A Super Bowl victory parade was held in downtown New Orleans two days later. Police estimated 300,000 to 500,000 people jammed the streets to cheer Saints players and coaches and see for themselves the Lombardi Trophy that symbolized the Super Bowl championship. With the event attracting Saints fans from throughout Louisiana and the Gulf Coast, an official of Blaine Kern Studios, which has staged Carnival parades in the city for decades, pegged the crowd estimate at 800,000 and added, “It was more people than we ever had downtown.” Euphoria over the victory continued well into the offseason, as the Saints organization mounted a traveling “Championship Tour” exhibit across the state that drew thousands of fans. Payton and Brees both wrote memoirs based in part on the Super Bowl–winning season, with both books debuting in the Top 10 of the New York Times’s bestsellers list.
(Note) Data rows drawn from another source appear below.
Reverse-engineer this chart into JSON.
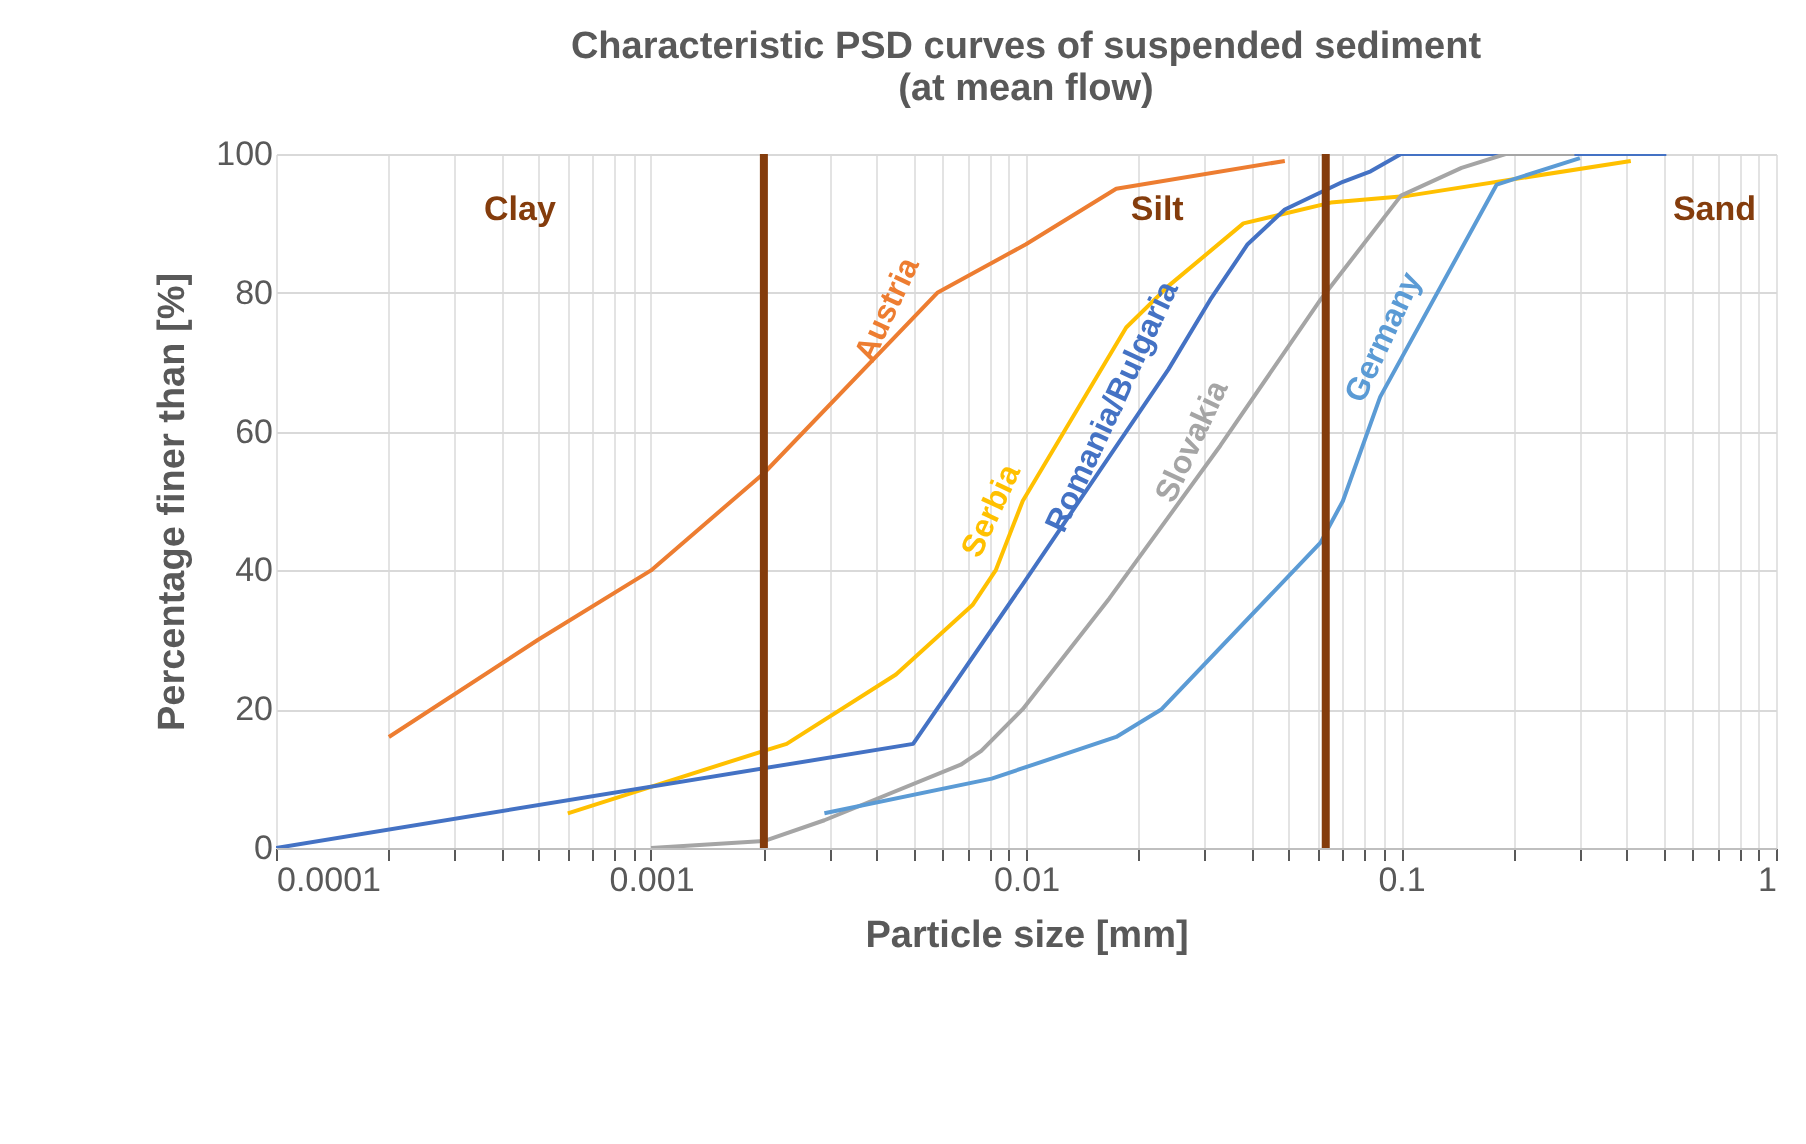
{
  "chart_data": {
    "type": "line",
    "title": "Characteristic PSD curves of suspended sediment\n(at mean flow)",
    "xlabel": "Particle size [mm]",
    "ylabel": "Percentage finer than [%]",
    "log": "x",
    "grid": true,
    "legend": false,
    "marker": "none",
    "line_style": "solid",
    "xlim": [
      0.0001,
      1
    ],
    "ylim": [
      0,
      100
    ],
    "xticks": [
      0.0001,
      {
        "value": 0.0002,
        "label": null
      },
      {
        "value": 0.0003,
        "label": null
      },
      {
        "value": 0.0004,
        "label": null
      },
      {
        "value": 0.0005,
        "label": null
      },
      {
        "value": 0.0006,
        "label": null
      },
      {
        "value": 0.0007,
        "label": null
      },
      {
        "value": 0.0008,
        "label": null
      },
      {
        "value": 0.0009,
        "label": null
      },
      0.001,
      {
        "value": 0.002,
        "label": null
      },
      {
        "value": 0.003,
        "label": null
      },
      {
        "value": 0.004,
        "label": null
      },
      {
        "value": 0.005,
        "label": null
      },
      {
        "value": 0.006,
        "label": null
      },
      {
        "value": 0.007,
        "label": null
      },
      {
        "value": 0.008,
        "label": null
      },
      {
        "value": 0.009,
        "label": null
      },
      0.01,
      {
        "value": 0.02,
        "label": null
      },
      {
        "value": 0.03,
        "label": null
      },
      {
        "value": 0.04,
        "label": null
      },
      {
        "value": 0.05,
        "label": null
      },
      {
        "value": 0.06,
        "label": null
      },
      {
        "value": 0.07,
        "label": null
      },
      {
        "value": 0.08,
        "label": null
      },
      {
        "value": 0.09,
        "label": null
      },
      0.1,
      {
        "value": 0.2,
        "label": null
      },
      {
        "value": 0.3,
        "label": null
      },
      {
        "value": 0.4,
        "label": null
      },
      {
        "value": 0.5,
        "label": null
      },
      {
        "value": 0.6,
        "label": null
      },
      {
        "value": 0.7,
        "label": null
      },
      {
        "value": 0.8,
        "label": null
      },
      {
        "value": 0.9,
        "label": null
      },
      1
    ],
    "yticks": [
      0,
      20,
      40,
      60,
      80,
      100
    ],
    "ref_lines": [
      {
        "axis": "x",
        "value": 0.002,
        "color": "#843c0c"
      },
      {
        "axis": "x",
        "value": 0.063,
        "color": "#843c0c"
      }
    ],
    "annotations": [
      "Clay",
      "Silt",
      "Sand"
    ],
    "series": [
      {
        "name": "Austria",
        "color": "#ed7d31",
        "x": [
          0.0002,
          0.0005,
          0.001,
          0.002,
          0.0058,
          0.01,
          0.0174,
          0.049
        ],
        "values": [
          16,
          30,
          40,
          54,
          80,
          87,
          95,
          99
        ]
      },
      {
        "name": "Serbia",
        "color": "#ffc000",
        "x": [
          0.0006,
          0.002,
          0.0023,
          0.0045,
          0.0072,
          0.0083,
          0.0098,
          0.0185,
          0.024,
          0.038,
          0.065,
          0.105,
          0.41
        ],
        "values": [
          5,
          14,
          15,
          25,
          35,
          40,
          50,
          75,
          81,
          90,
          93,
          94,
          99
        ]
      },
      {
        "name": "Romania/Bulgaria",
        "color": "#4472c4",
        "x": [
          0.0001,
          0.005,
          0.0098,
          0.024,
          0.031,
          0.039,
          0.049,
          0.07,
          0.083,
          0.1,
          0.51
        ],
        "values": [
          0,
          15,
          38,
          69,
          79,
          87,
          92,
          96,
          97.5,
          100,
          100
        ]
      },
      {
        "name": "Slovakia",
        "color": "#a5a5a5",
        "x": [
          0.001,
          0.002,
          0.0029,
          0.0067,
          0.0076,
          0.0098,
          0.0167,
          0.033,
          0.061,
          0.1,
          0.145,
          0.19,
          0.29
        ],
        "values": [
          0,
          1,
          4,
          12,
          14,
          20,
          36,
          58,
          79,
          94,
          98,
          100,
          100
        ]
      },
      {
        "name": "Germany",
        "color": "#5b9bd5",
        "x": [
          0.0029,
          0.0081,
          0.0174,
          0.023,
          0.061,
          0.07,
          0.088,
          0.18,
          0.3
        ],
        "values": [
          5,
          10,
          16,
          20,
          44,
          50,
          65,
          95.6,
          99.4
        ]
      }
    ]
  }
}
Also in 2010, linebacker Rickey Jackson became the first player who spent most of his career as a Saint to be elected to the Pro Football Hall of Fame. Tackle Willie Roaf shared that honor in 2012. Saints general manager Jim Finks, who assembled the Mora-era playoff teams, was inducted as an administrator in 1995. Other Hall of Fame inductees who had tenures in New Orleans include Doug Atkins, Earl Campbell, Jim Taylor, and former coach Hank Stram. Two other former Saints coaches, Tom Fears and Mike Ditka, were elected for their accomplishments as players for other teams.
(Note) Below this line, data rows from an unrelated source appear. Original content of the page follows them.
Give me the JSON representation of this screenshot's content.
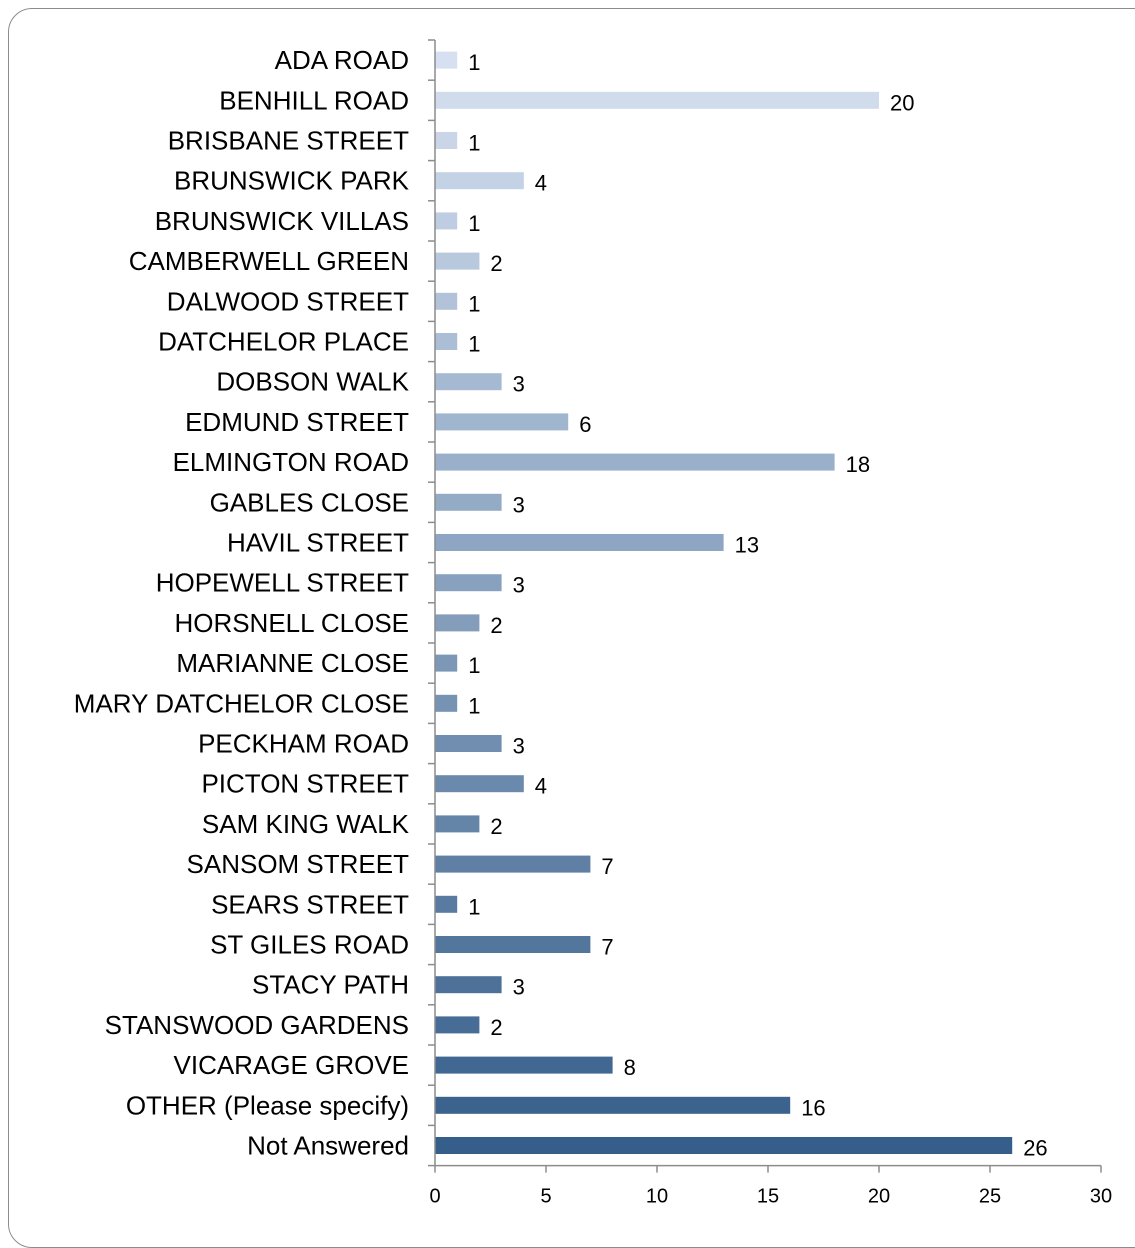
{
  "chart_data": {
    "type": "bar",
    "orientation": "horizontal",
    "categories": [
      "ADA ROAD",
      "BENHILL ROAD",
      "BRISBANE STREET",
      "BRUNSWICK PARK",
      "BRUNSWICK VILLAS",
      "CAMBERWELL GREEN",
      "DALWOOD STREET",
      "DATCHELOR PLACE",
      "DOBSON WALK",
      "EDMUND STREET",
      "ELMINGTON ROAD",
      "GABLES CLOSE",
      "HAVIL STREET",
      "HOPEWELL STREET",
      "HORSNELL CLOSE",
      "MARIANNE CLOSE",
      "MARY DATCHELOR CLOSE",
      "PECKHAM ROAD",
      "PICTON STREET",
      "SAM KING WALK",
      "SANSOM STREET",
      "SEARS STREET",
      "ST GILES ROAD",
      "STACY PATH",
      "STANSWOOD GARDENS",
      "VICARAGE GROVE",
      "OTHER (Please specify)",
      "Not Answered"
    ],
    "values": [
      1,
      20,
      1,
      4,
      1,
      2,
      1,
      1,
      3,
      6,
      18,
      3,
      13,
      3,
      2,
      1,
      1,
      3,
      4,
      2,
      7,
      1,
      7,
      3,
      2,
      8,
      16,
      26
    ],
    "xlim": [
      0,
      30
    ],
    "xticks": [
      "0",
      "5",
      "10",
      "15",
      "20",
      "25",
      "30"
    ],
    "grid": false,
    "legend": "none",
    "colors": {
      "bar_start": "#d6e0f0",
      "bar_end": "#355e8a",
      "axis": "#8c8c8c",
      "frame": "#8c8c8c"
    }
  }
}
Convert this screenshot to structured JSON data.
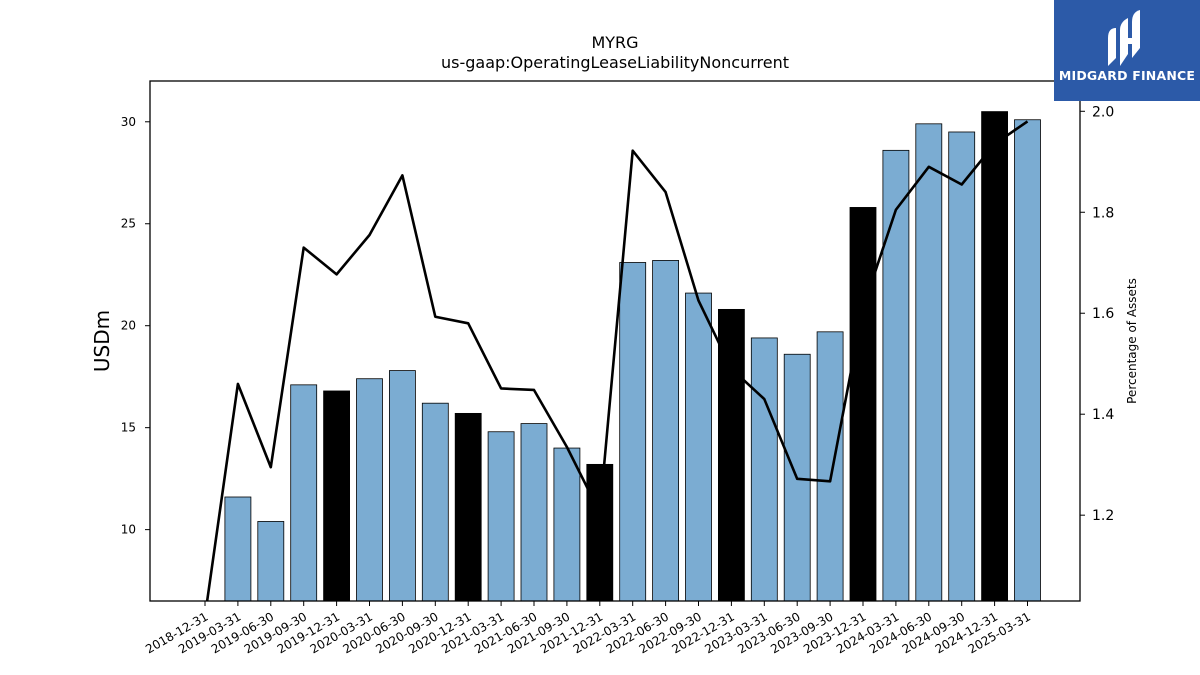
{
  "chart_data": {
    "type": "bar",
    "title": "MYRG",
    "subtitle": "us-gaap:OperatingLeaseLiabilityNoncurrent",
    "ylabel": "USDm",
    "y2label": "Percentage of Assets",
    "ylim": [
      6.5,
      32
    ],
    "y2lim": [
      1.03,
      2.06
    ],
    "yticks": [
      10,
      15,
      20,
      25,
      30
    ],
    "y2ticks": [
      1.2,
      1.4,
      1.6,
      1.8,
      2.0
    ],
    "categories": [
      "2018-12-31",
      "2019-03-31",
      "2019-06-30",
      "2019-09-30",
      "2019-12-31",
      "2020-03-31",
      "2020-06-30",
      "2020-09-30",
      "2020-12-31",
      "2021-03-31",
      "2021-06-30",
      "2021-09-30",
      "2021-12-31",
      "2022-03-31",
      "2022-06-30",
      "2022-09-30",
      "2022-12-31",
      "2023-03-31",
      "2023-06-30",
      "2023-09-30",
      "2023-12-31",
      "2024-03-31",
      "2024-06-30",
      "2024-09-30",
      "2024-12-31",
      "2025-03-31"
    ],
    "series": [
      {
        "type": "bar",
        "values": [
          null,
          11.6,
          10.4,
          17.1,
          16.8,
          17.4,
          17.8,
          16.2,
          15.7,
          14.8,
          15.2,
          14.0,
          13.2,
          23.1,
          23.2,
          21.6,
          20.8,
          19.4,
          18.6,
          19.7,
          25.8,
          28.6,
          29.9,
          29.5,
          30.5,
          30.1
        ],
        "colors": [
          "#7bacd2",
          "#7bacd2",
          "#7bacd2",
          "#7bacd2",
          "#000000",
          "#7bacd2",
          "#7bacd2",
          "#7bacd2",
          "#000000",
          "#7bacd2",
          "#7bacd2",
          "#7bacd2",
          "#000000",
          "#7bacd2",
          "#7bacd2",
          "#7bacd2",
          "#000000",
          "#7bacd2",
          "#7bacd2",
          "#7bacd2",
          "#000000",
          "#7bacd2",
          "#7bacd2",
          "#7bacd2",
          "#000000",
          "#7bacd2"
        ]
      },
      {
        "type": "line",
        "axis": "right",
        "color": "#000000",
        "values": [
          1.0,
          1.46,
          1.295,
          1.73,
          1.677,
          1.755,
          1.873,
          1.593,
          1.58,
          1.451,
          1.448,
          1.335,
          1.205,
          1.922,
          1.84,
          1.625,
          1.49,
          1.43,
          1.272,
          1.267,
          1.61,
          1.805,
          1.89,
          1.855,
          1.935,
          1.98
        ]
      }
    ],
    "grid": false
  },
  "logo": {
    "text": "MIDGARD FINANCE",
    "bg_color": "#2c5aa8"
  }
}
The Saints reached the playoffs in 2010 and 2011, then stumbled in 2012 as what became known as “the bounty scandal” marred their season. A league investigation determined that from 2009 to 2011, team members were paid bonuses for particularly hard hits and deliberately injuring opposing players. League Commissioner Roger Goodell suspended Payton for the entire 2012 season and general manager Mickey Loomis and assistant coach Joe Vitt for part of the season. Defensive Coordinator Gregg Williams, who was found to have organized the bounty program, was suspended indefinitely, even though he had already left the Saints for another team; four current or former Saints players also were suspended, and the team was fined $500,000 and forfeited second-round draft picks in the 2012 and 2013 drafts. Amid the disruption, the Saints struggled to a 7–9 record in 2012. After a year in exile, Payton returned in 2013 to a hero’s welcome from Saints players and fans, and Benson signed him to a new five-year contract, paying him $8 million a year and making him the highest-paid head coach in any professional sport in the United States.